Его странные серебристые глаза устремились куда-то очень далеко, и он начал, глубоко вздохнув:
— Что до того, как я сюда попал, вы знаете почти столько же, сколько я сам. Что касается моей жизни перед этим… Я простой моряк и стал им с самого детства. Я родился в Англии, но покинул родные берега, как только сумел взобраться по сходням. Я видел уже двадцать семь весен и за это время исходил шесть из семи известных морейnote 1. Сколько удивительных историй я мог бы рассказать вам! Но только не сегодня. Последняя моя история началась в прошлом году, когда я под парусом покинул Лондон.
Дженкинсы дружно кивнули. У него действительно было характерное британское произношение.
— Я нанял прекрасное торговое судно, направлявшееся к карибским берегам с грузом специй и красивых тканей, — продолжал гость. — Но увы, мы не добрались до цели. Менее чем через месяц нас захватили в плен пираты. Мы пытались ускользнуть от них…
— О, это почти невозможно, — вставил Джереми, выпуская ароматное облако табачного дыма.

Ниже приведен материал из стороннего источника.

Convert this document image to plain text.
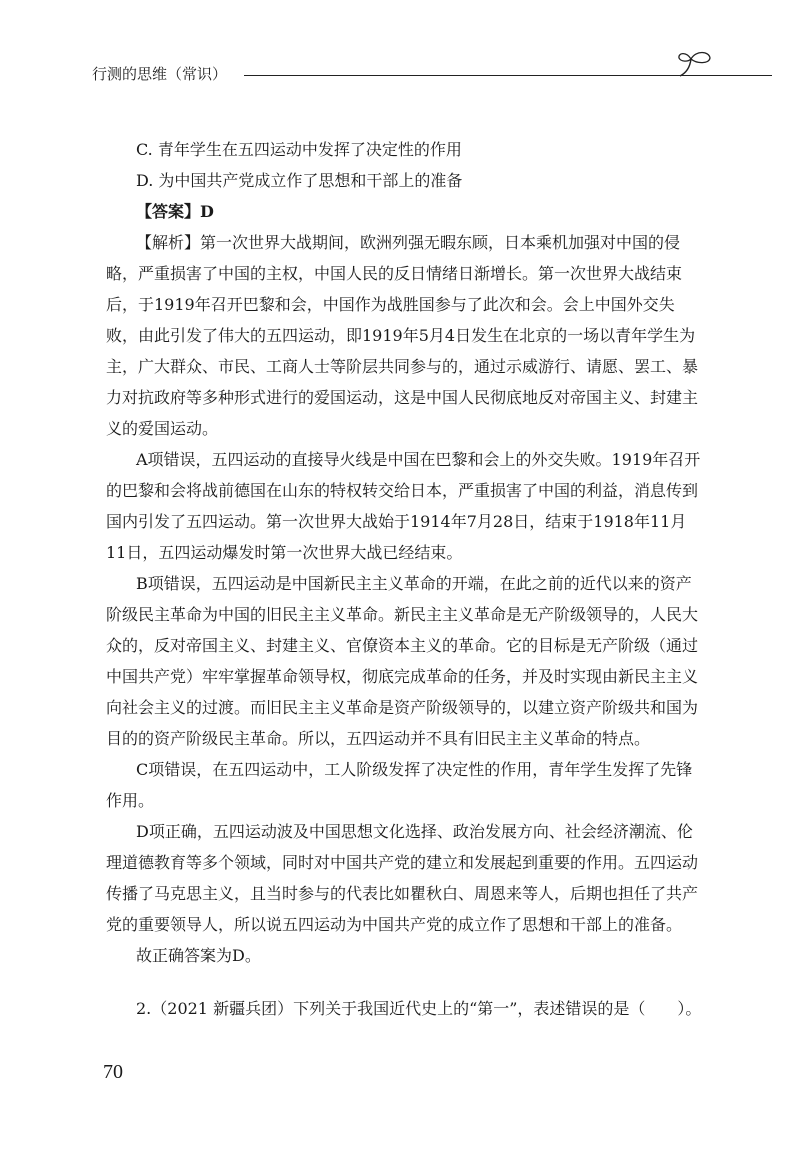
行测的思维（常识）

C. 青年学生在五四运动中发挥了决定性的作用

D. 为中国共产党成立作了思想和干部上的准备

【答案】D

【解析】第一次世界大战期间，欧洲列强无暇东顾，日本乘机加强对中国的侵略，严重损害了中国的主权，中国人民的反日情绪日渐增长。第一次世界大战结束后，于1919年召开巴黎和会，中国作为战胜国参与了此次和会。会上中国外交失败，由此引发了伟大的五四运动，即1919年5月4日发生在北京的一场以青年学生为主，广大群众、市民、工商人士等阶层共同参与的，通过示威游行、请愿、罢工、暴力对抗政府等多种形式进行的爱国运动，这是中国人民彻底地反对帝国主义、封建主义的爱国运动。

A项错误，五四运动的直接导火线是中国在巴黎和会上的外交失败。1919年召开的巴黎和会将战前德国在山东的特权转交给日本，严重损害了中国的利益，消息传到国内引发了五四运动。第一次世界大战始于1914年7月28日，结束于1918年11月11日，五四运动爆发时第一次世界大战已经结束。

B项错误，五四运动是中国新民主主义革命的开端，在此之前的近代以来的资产阶级民主革命为中国的旧民主主义革命。新民主主义革命是无产阶级领导的，人民大众的，反对帝国主义、封建主义、官僚资本主义的革命。它的目标是无产阶级（通过中国共产党）牢牢掌握革命领导权，彻底完成革命的任务，并及时实现由新民主主义向社会主义的过渡。而旧民主主义革命是资产阶级领导的，以建立资产阶级共和国为目的的资产阶级民主革命。所以，五四运动并不具有旧民主主义革命的特点。

C项错误，在五四运动中，工人阶级发挥了决定性的作用，青年学生发挥了先锋作用。

D项正确，五四运动波及中国思想文化选择、政治发展方向、社会经济潮流、伦理道德教育等多个领域，同时对中国共产党的建立和发展起到重要的作用。五四运动传播了马克思主义，且当时参与的代表比如瞿秋白、周恩来等人，后期也担任了共产党的重要领导人，所以说五四运动为中国共产党的成立作了思想和干部上的准备。

故正确答案为D。

2.（2021 新疆兵团）下列关于我国近代史上的“第一”，表述错误的是（　　）。

70
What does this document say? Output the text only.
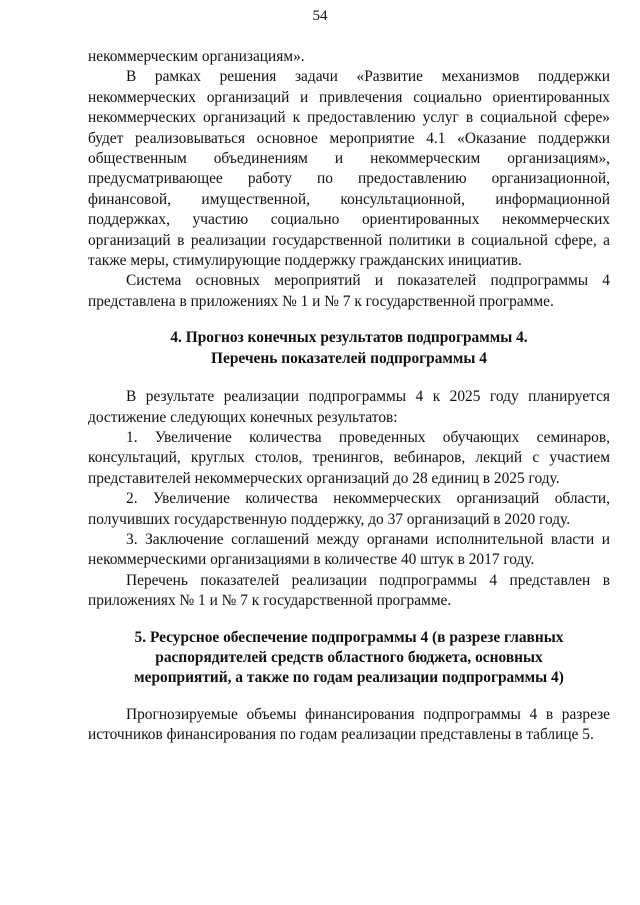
54

некоммерческим организациям».

В рамках решения задачи «Развитие механизмов поддержки некоммерческих организаций и привлечения социально ориентированных некоммерческих организаций к предоставлению услуг в социальной сфере» будет реализовываться основное мероприятие 4.1 «Оказание поддержки общественным объединениям и некоммерческим организациям», предусматривающее работу по предоставлению организационной, финансовой, имущественной, консультационной, информационной поддержках, участию социально ориентированных некоммерческих организаций в реализации государственной политики в социальной сфере, а также меры, стимулирующие поддержку гражданских инициатив.

Система основных мероприятий и показателей подпрограммы 4 представлена в приложениях № 1 и № 7 к государственной программе.

4. Прогноз конечных результатов подпрограммы 4.
Перечень показателей подпрограммы 4

В результате реализации подпрограммы 4 к 2025 году планируется достижение следующих конечных результатов:

1. Увеличение количества проведенных обучающих семинаров, консультаций, круглых столов, тренингов, вебинаров, лекций с участием представителей некоммерческих организаций до 28 единиц в 2025 году.

2. Увеличение количества некоммерческих организаций области, получивших государственную поддержку, до 37 организаций в 2020 году.

3. Заключение соглашений между органами исполнительной власти и некоммерческими организациями в количестве 40 штук в 2017 году.

Перечень показателей реализации подпрограммы 4 представлен в приложениях № 1 и № 7 к государственной программе.

5. Ресурсное обеспечение подпрограммы 4 (в разрезе главных
распорядителей средств областного бюджета, основных
мероприятий, а также по годам реализации подпрограммы 4)

Прогнозируемые объемы финансирования подпрограммы 4 в разрезе источников финансирования по годам реализации представлены в таблице 5.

— Именно так, — вздохнул Дэн. — И они очень скверно отнеслись к нашему Плану, смею вас заверить. Не стану вдаваться в подробности, — добавил он, многозначительно поглядев на Ханну, — но должен сказать, что они оказались совсем не симпатичными людьми, то есть абсолютно. Они взяли нас на абордаж. Я остался в живых, как и большинство достаточно сильных и здоровых матросов… Но не офицеров. Так уж заведено у пиратов. Я, должно быть, по натуре живуч. Мне вдруг пришло в голову, что, окажись я хорошим моряком, я смогу ходить с ними, пока не найду способ удрать на свободу. Я действительно хороший моряк, хотя они не очень-то во мне нуждались. С другой стороны, я умею грести не хуже любого, и я греб. Это было нелегко, но человек на многое способен. Пока я был у них в плену, они не искали новой добычи, а потому моя совесть не так мучила меня, как физические страдания.